Un Juste parmi les Nations

Le père Marie-Benoît, un capucin, a sauvé 4500 Juifs pendant la guerre.

     Dans ses souvenirs, tout avait commencé fin 1940, peut-être début 1941. Un homme était venu le voir, dans son couvent de Marseille, afin de lui demander de secourir une jeune fille juive et sa famille. Spontanément, le capucin avait accepté parce que, déclarait-il, « il ouvrait les bras à quiconque demandait de l’aide ». A cette nuance près qu’à cette époque, ils n’étaient guère nombreux à tendre la main aux Juifs étrangers qui avaient fui les armées allemandes et que les conditions d’armistice et les directives de Vichy avaient placés dans une nasse.
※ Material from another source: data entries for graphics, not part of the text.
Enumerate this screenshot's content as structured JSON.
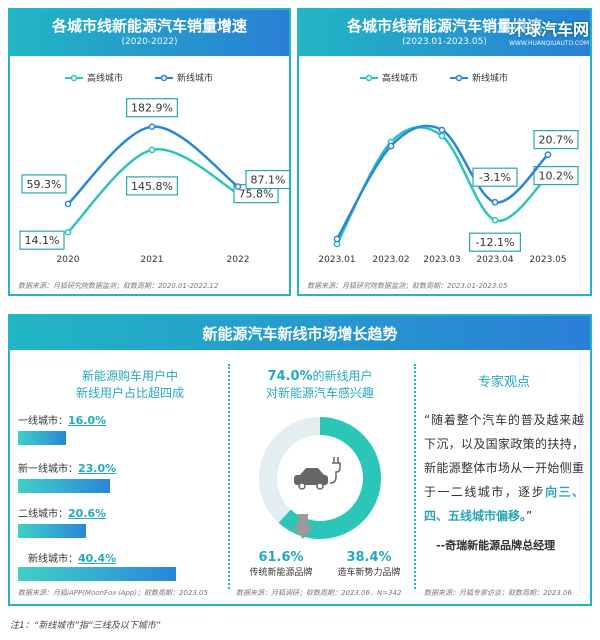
{
  "chart_data": [
    {
      "type": "line",
      "title": "各城市线新能源汽车销量增速",
      "subtitle": "(2020-2022)",
      "categories": [
        "2020",
        "2021",
        "2022"
      ],
      "series": [
        {
          "name": "高线城市",
          "values": [
            14.1,
            145.8,
            75.8
          ],
          "labels": [
            "14.1%",
            "145.8%",
            "75.8%"
          ],
          "color": "#2cc6b8"
        },
        {
          "name": "新线城市",
          "values": [
            59.3,
            182.9,
            87.1
          ],
          "labels": [
            "59.3%",
            "182.9%",
            "87.1%"
          ],
          "color": "#2a86d8"
        }
      ],
      "source": "数据来源：月狐研究院数据监测；取数周期：2020.01-2022.12"
    },
    {
      "type": "line",
      "title": "各城市线新能源汽车销量增速",
      "subtitle": "(2023.01-2023.05)",
      "categories": [
        "2023.01",
        "2023.02",
        "2023.03",
        "2023.04",
        "2023.05"
      ],
      "series": [
        {
          "name": "高线城市",
          "values": [
            null,
            null,
            null,
            -12.1,
            10.2
          ],
          "labels": [
            "",
            "",
            "",
            "-12.1%",
            "10.2%"
          ],
          "color": "#2cc6b8"
        },
        {
          "name": "新线城市",
          "values": [
            null,
            null,
            null,
            -3.1,
            20.7
          ],
          "labels": [
            "",
            "",
            "",
            "-3.1%",
            "20.7%"
          ],
          "color": "#2a86d8"
        }
      ],
      "source": "数据来源：月狐研究院数据监测；取数周期：2023.01-2023.05"
    },
    {
      "type": "bar",
      "title": "新能源购车用户中新线用户占比超四成",
      "categories": [
        "一线城市",
        "新一线城市",
        "二线城市",
        "新线城市"
      ],
      "values": [
        16.0,
        23.0,
        20.6,
        40.4
      ],
      "labels": [
        "16.0%",
        "23.0%",
        "20.6%",
        "40.4%"
      ],
      "source": "数据来源：月狐iAPP(MoonFox iApp)；取数周期：2023.05"
    },
    {
      "type": "pie",
      "title_highlight": "74.0%",
      "title_rest": "的新线用户",
      "title_line2": "对新能源汽车感兴趣",
      "categories": [
        "传统新能源品牌",
        "造车新势力品牌"
      ],
      "values": [
        61.6,
        38.4
      ],
      "labels": [
        "61.6%",
        "38.4%"
      ],
      "colors": [
        "#2cc6b8",
        "#2a86d8"
      ],
      "source": "数据来源：月狐调研；取数周期：2023.06，N=342"
    }
  ],
  "legend": {
    "high": "高线城市",
    "new": "新线城市"
  },
  "panel_bottom": {
    "title": "新能源汽车新线市场增长趋势"
  },
  "cities": [
    {
      "name": "一线城市：",
      "pct": "16.0%",
      "value": 16.0
    },
    {
      "name": "新一线城市：",
      "pct": "23.0%",
      "value": 23.0
    },
    {
      "name": "二线城市：",
      "pct": "20.6%",
      "value": 20.6
    },
    {
      "name": "新线城市：",
      "pct": "40.4%",
      "value": 40.4
    }
  ],
  "bar_title_line1": "新能源购车用户中",
  "bar_title_line2": "新线用户占比超四成",
  "expert": {
    "title": "专家观点",
    "quote_part1": "“随着整个汽车的普及越来越下沉，以及国家政策的扶持，新能源整体市场从一开始侧重于一二线城市，逐步",
    "quote_bold": "向三、四、五线城市偏移。",
    "quote_end": "”",
    "author": "--奇瑞新能源品牌总经理",
    "source": "数据来源：月狐专家访谈；取数周期：2023.06"
  },
  "footnote": "注1：“新线城市”指“三线及以下城市”",
  "watermark": {
    "main": "环球汽车网",
    "sub": "WWW.HUANQIUAUTO.COM"
  },
  "icons": [
    "car-charging-icon",
    "arrow-down-icon"
  ]
}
Mais le père Marie-Benoît n’était pas du genre à se laisser impressionner. Le bruit de son intervention s’était discrètement répandu, les cas s’étaient succédé. Il avait secouru dix, puis vingt, puis cent réfugiés juifs. Et cela avait continué : quatre ans durant, dans le sud de la France (Marseille et Nice) puis à Rome (en 1943 et 1944), le religieux avait fait de l’assistance aux persécutés et pourchassés de toutes sortes, Juifs, résistants ou aviateurs alliés, une véritable mission. Combien de personnes avait-il secourues ? Le nombre de Juifs qui lui doivent la vie sauve est estimé à 4 500. Pie XII, en 1943, avait encouragé l’entreprise de ce fils de saint François qui sera un des premiers Français, en 1966, à être décoré du titre de « Juste parmi les nations » : à Yad Vashem, le Mémorial des héros et martyrs de l’Holocauste créé par l’Etat d’Israël, un arbre a été planté en son honneur.
     Susan Zuccotti, une historienne américaine, consacre un livre à ce personnage qui mérite d’être connu. L’ouvrage ne remplace pas la biographie savante que Gérard Cholvy, professeur émérite à l’université de Montpellier, a publiée sur lui (Marie-Benoît de Bourg d’Iré, Cerf, 2010). Mais sa lecture donne à admirer l’itinéraire étonnant de Pierre Péteul, né dans une modeste famille de l’Anjou, entré en religion sous le nom de Marie-Benoît, devenu docteur en philosophie et professeur au Collège de son ordre à Rome. Ce héros modeste, mort en 1990, aura beaucoup compté dans le dialogue instauré après-guerre entre l’Eglise catholique et les Juifs, ce qui ajoute à sa dimension historique.

Jean Sévillia

Père Marie-Benoît, de Susan Zuccotti, Bayard, 446 p., 34,90 ¤. Traduit de l’anglais (Etats-Unis) par Pierre-Emmanuel Dauzat.